Foster was presented with an honorary Doctor of Public Service degree for being the “incredible trailblazer” that she was. In her acceptance speech, Foster mentioned that she had been offered doctorates in the past from other universities, but she refused them all. It was a connection, formed by community that made her have a change of heart.
“When Dr. Wilson talked to me, he told me he was from a place that’s very dear and near to my community, then I said, ‘Well I’ll have to go’,” Foster said with a sweet smile, “If a member of Marengo County would like for me to accept the doctorate, I’m going to accept it.”
Wilson grew up in Marengo County in Alabama and has known about the story of Foster’s brave decision to stand up for her right to an equal education since he was eight years-old.
“I convinced her that there were so many individuals here on the East Coast who did not understand that the movement to integrate traditionally white institutions in America started with her,” President Wilson said.
Morgan students also collectively played a pivotal role in the early onset of the Civil Rights Movement.
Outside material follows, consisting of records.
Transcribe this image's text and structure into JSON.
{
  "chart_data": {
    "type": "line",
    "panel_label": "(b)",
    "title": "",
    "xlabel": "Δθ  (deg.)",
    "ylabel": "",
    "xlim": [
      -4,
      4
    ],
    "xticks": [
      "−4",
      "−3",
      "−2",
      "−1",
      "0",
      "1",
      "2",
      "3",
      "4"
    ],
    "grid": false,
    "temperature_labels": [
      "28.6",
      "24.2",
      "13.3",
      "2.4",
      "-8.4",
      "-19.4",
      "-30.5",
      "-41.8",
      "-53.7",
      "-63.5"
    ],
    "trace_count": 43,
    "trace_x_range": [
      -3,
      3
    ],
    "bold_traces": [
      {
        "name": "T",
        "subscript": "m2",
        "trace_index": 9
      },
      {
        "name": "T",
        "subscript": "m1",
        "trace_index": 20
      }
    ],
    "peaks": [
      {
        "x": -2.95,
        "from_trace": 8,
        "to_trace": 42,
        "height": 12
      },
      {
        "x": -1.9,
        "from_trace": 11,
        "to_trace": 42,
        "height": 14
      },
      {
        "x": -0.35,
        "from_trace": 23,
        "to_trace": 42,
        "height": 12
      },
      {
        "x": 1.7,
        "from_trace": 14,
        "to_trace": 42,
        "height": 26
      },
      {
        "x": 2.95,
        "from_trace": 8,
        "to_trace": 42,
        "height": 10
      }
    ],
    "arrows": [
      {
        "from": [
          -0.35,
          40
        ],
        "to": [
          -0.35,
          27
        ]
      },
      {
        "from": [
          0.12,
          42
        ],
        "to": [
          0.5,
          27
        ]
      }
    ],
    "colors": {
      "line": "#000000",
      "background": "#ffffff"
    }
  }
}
Years before the world became familiar with the sit-ins in Greensboro, North Carolina, there were sit-ins happening in Baltimore, Maryland. Many Morgan State College students
orchestrated and participated in the peaceful protests and displays of civil disobedience that occurred during the years 1947-1963. Their actions later led to the desegregation of Ford’s Theatre in the 40s, Read’s Drugstore in the 50s, and Northwood Shopping Center’s Rooftop Restaurant in the 60s.
On a day that most college graduates would feel belonged to them, the venue was filled with a humbling silence followed by a roaring applause after they were introduced to the students that came before them and inevitably fought for them in united efforts to attain equality. This group is known as the Morgan Student Civil Rights Pioneers and awarded them,as a group, honorary doctorate degrees in Law.
“Our students who graduated today and the students who are at Morgan, and the students who will come to Morgan in the future, must understand the role that the Morgan Student Civil Rights Pioneers played in advancing the cause for civil rights and inclusion and human rights in this country,” President Wilson said after the commencement ended.